Dampak Perang Dagang Bagi Hubungan Indonesia dan Korea Selatan

marketeers article
US and China trade barrier, an action by a government that makes trade between the country and other countries more difficult, decoraton glass globe on US dollar and china yuan banknotes.

Hubungan bilateral antara Indonesia dan Korea Selatan terus mengalami pertumbuhan secara signifikan dan mencapai momen baru dalam mencapai kemakmuran dan masa depan bersama. Melihat pertumbuhan tersebut, kedua negara juga perlu melakukan kerja sama strategi dalam menghadapi perang dagang antara China dan Amerika Serikat.

Kim Chang Boem, Duta Besar Korea Selatan untuk Indonesia mengatakan, meskipun pembicaraan mengenai hubungan Amerika dan China menjadi topik yang sangat sensitif, tapi kedua negara perlu mengetahui risiko dan kesempatan yang dapat terjadi dari adanya perang dagang.

“Baru pada Januari, China dan Amerika melakukan perjanjian dagang fase pertama. Namun, setelah itu kita dihadapi dengan krisis ekonomi. Beberapa ekonom pun memprediksikan, setelah pandemi ini mungkin kita akan lebih kewalahan dengan krisis ekonomi pasca pandemi,” tutur Kim Chang Boem, dalam acara yang diselenggarkan The Korea Indonesia Management Association, Jumat (05/06/2020).

Kim Chang Boem memaparkan setidaknya terdapat tiga skenario risiko yang kemungkinan akan berdampak negatif bagi ekonomi Korea Selatan dan Indonesia, maupun negara-negara lainnya.

Pertama, adanya kemungkinan pergesekan perdagangan antara China dan Amerika akan berubah menjadi perang dagang total. Pergesekan tersebut saat ini telah menyebabkan dampak buruk bagi beberapa negara dan telah menyebabkan banyak ketidak pastian. Namun, datangnya virus corona dapat memperparah keadaan saat ini.

“COVID-19 telah menyebabkan disrupsi aktivitas ekonomi diseluruh dunia. Pemulihan yang diharapkan terjadi pun sama-sama tidak pasti. Semua tergantung pada durasi terjadinya pandemi serta efektifitas kebijakan penanganan pandemi,” jelas Kim Chang Boem.

Kedua, decoupling antara hubungan China dan Amerika. Artinya, adanya “keterlepasan” yang kompleks antara Amerika dan China dalam hal rantai pasokan. Pandemi COVID-19 telah menyebabkan wacana decoupling antara kedua negara semakin besar.

Hal ini dikarenakan adanya pelarangan maskapai China terbang ke Amerika dan mengganggu arus kargo dan menyebabkan rusaknya value chain. Namun sekali lagi, hal ini masih tidak pasti. Kita masih harus melihat apakah fenomena tersebut akan terus berlanjut setelah pandemi berakhir.

Akan tetapi, Kim Chang Boem memastikan bahwa hal tersebut kemungkinan kecil akan terjadi. “Singkatnya kita harus melihat apakah decoupling ini akan terjadi atau tidak. Namun, dilihat dari tingkat intensitas dan ruang lingkupnya, saya pribadi merasa decoupling tidak mungkin terjadi.”
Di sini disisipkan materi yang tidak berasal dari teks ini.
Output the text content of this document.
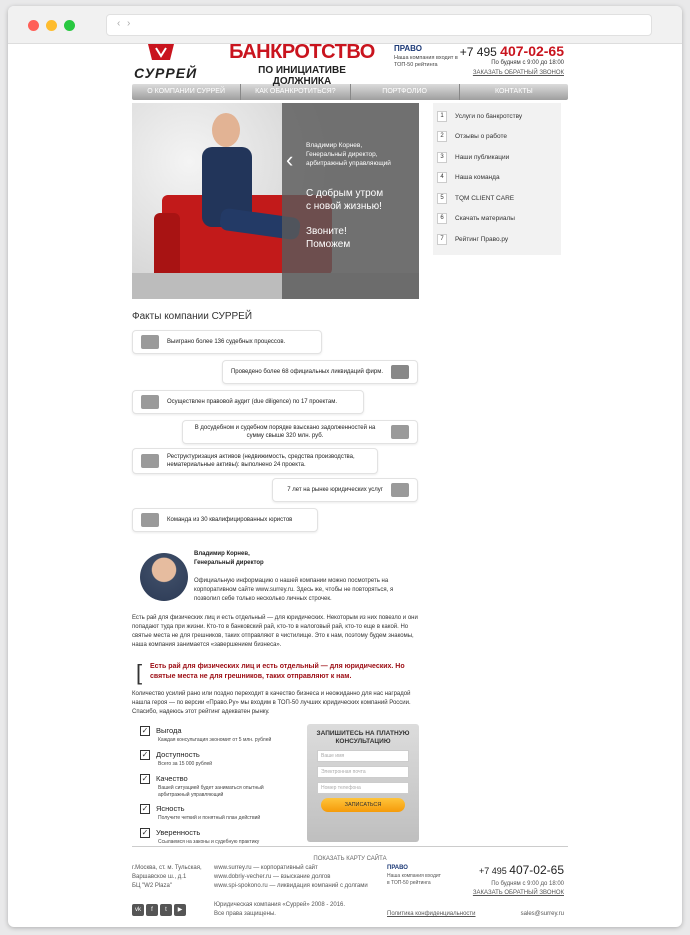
‹ ›
СУРРЕЙ
БАНКРОТСТВО
ПО ИНИЦИАТИВЕ ДОЛЖНИКА
ПРАВО
Наша компания входит в ТОП-50 рейтинга
+7 495 407-02-65
По будням с 9:00 до 18:00
ЗАКАЗАТЬ ОБРАТНЫЙ ЗВОНОК
О КОМПАНИИ СУРРЕЙ	КАК ОБАНКРОТИТЬСЯ?	ПОРТФОЛИО	КОНТАКТЫ
‹
Владимир Корнев,
Генеральный директор,
арбитражный управляющий
С добрым утром
с новой жизнью!
Звоните!
Поможем
1	Услуги по банкротству
2	Отзывы о работе
3	Наши публикации
4	Наша команда
5	TQM CLIENT CARE
6	Скачать материалы
7	Рейтинг Право.ру
Факты компании СУРРЕЙ
Выиграно более 136 судебных процессов.
Проведено более 68 официальных ликвидаций фирм.
Осуществлен правовой аудит (due diligence) по 17 проектам.
В досудебном и судебном порядке взыскано задолженностей на сумму свыше 320 млн. руб.
Реструктуризация активов (недвижимость, средства производства, нематериальные активы): выполнено 24 проекта.
7 лет на рынке юридических услуг
Команда из 30 квалифицированных юристов
Владимир Корнев,
Генеральный директор
Официальную информацию о нашей компании можно посмотреть на корпоративном сайте www.surrey.ru. Здесь же, чтобы не повторяться, я позволил себе только несколько личных строчек.
Есть рай для физических лиц и есть отдельный — для юридических. Некоторым из них повезло и они попадают туда при жизни. Кто-то в банковский рай, кто-то в налоговый рай, кто-то еще в какой. Но святые места не для грешников, таких отправляют в чистилище. Это к нам, поэтому будем знакомы, наша компания занимается «завершением бизнеса».
[ Есть рай для физических лиц и есть отдельный — для юридических. Но святые места не для грешников, таких отправляют к нам.

Количество усилий рано или поздно переходит в качество бизнеса и неожиданно для нас наградой нашла героя — по версии «Право.Ру» мы входим в ТОП-50 лучших юридических компаний России. Спасибо, надеюсь этот рейтинг адекватен рынку.
✓ Выгода
Каждая консультация экономит от 5 млн. рублей
✓ Доступность
Всего за 15 000 рублей
✓ Качество
Вашей ситуацией будет заниматься опытный
арбитражный управляющий
✓ Ясность
Получите четкий и понятный план действий
✓ Уверенность
Ссылаемся на законы и судебную практику
ЗАПИШИТЕСЬ НА ПЛАТНУЮ КОНСУЛЬТАЦИЮ
Ваше имя
Электронная почта
Номер телефона
ЗАПИСАТЬСЯ
ПОКАЗАТЬ КАРТУ САЙТА
г.Москва, ст. м. Тульская,
Варшавское ш., д.1
БЦ "W2 Plaza"
www.surrey.ru — корпоративный сайт
www.dobriy-vecher.ru — взыскание долгов
www.spi-spokono.ru — ликвидация компаний с долгами
Юридическая компания «Суррей» 2008 - 2016.
Все права защищены.
vk	f	t	▶
ПРАВО
Наша компания входит
в ТОП-50 рейтинга
Политика конфиденциальности
+7 495 407-02-65
По будням с 9:00 до 18:00
ЗАКАЗАТЬ ОБРАТНЫЙ ЗВОНОК
sales@surrey.ru
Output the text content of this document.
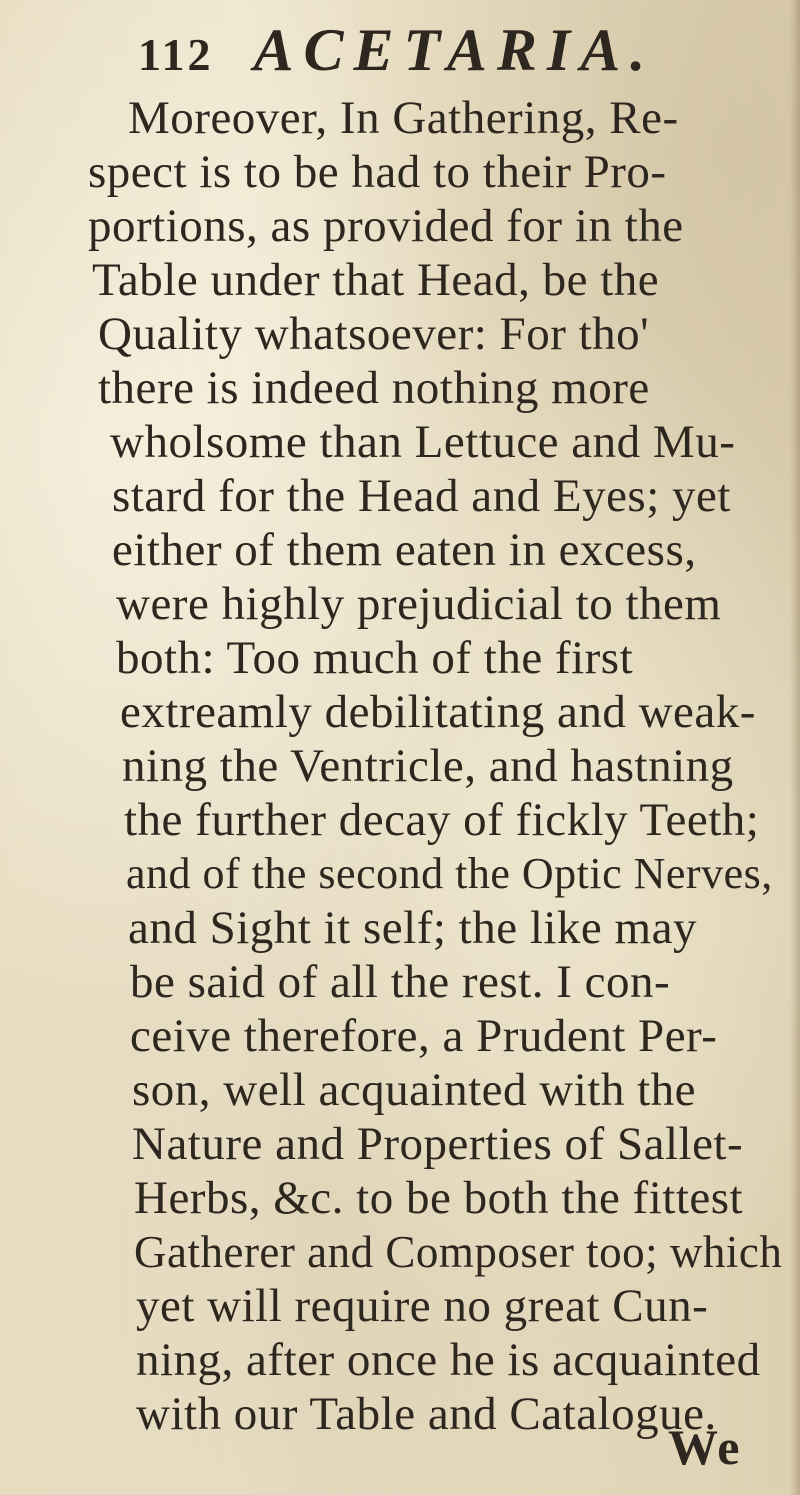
112 ACETARIA.
Moreover, In Gathering, Re-
spect is to be had to their Pro-
portions, as provided for in the
Table under that Head, be the
Quality whatsoever: For tho'
there is indeed nothing more
wholsome than Lettuce and Mu-
stard for the Head and Eyes; yet
either of them eaten in excess,
were highly prejudicial to them
both: Too much of the first
extreamly debilitating and weak-
ning the Ventricle, and hastning
the further decay of fickly Teeth;
and of the second the Optic Nerves,
and Sight it self; the like may
be said of all the rest. I con-
ceive therefore, a Prudent Per-
son, well acquainted with the
Nature and Properties of Sallet-
Herbs, &c. to be both the fittest
Gatherer and Composer too; which
yet will require no great Cun-
ning, after once he is acquainted
with our Table and Catalogue.
We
Ketiga, munculnya flashpoint yang baru diantara hubungan Amerika dan China. Saat ini, Taiwan menjadi flashpoint utama dalam persaingan antar kedua negara. Namun tidak menutup kemungkinan ketegangan baru setelah pandemi.

Flashpoint tampaknya semakin besar jumlahnya. Perkembangan ini dapat meningkat menjadi resesi ekonomi yang langgeng, secara global maupun regional,” jelas Kim Chang Boem.

Kim Chang Boem menegaskan aliansi antar Korea Selatan dan Indonesia dapat menjadi strategi yang baik dalam menghadapi krisis akibat perang dagang Amerika dan China. Hal ini dibuktikan dengan kerja sama antar kedua negara selama beberapa tahun terakhir.

“Yang diperlukan sekarang adalah kita harus berfokus pada negara sendiri, daripada harus memperhatikan dua negara adidaya yang sedang berperang,” ujar Kim Chang Boem.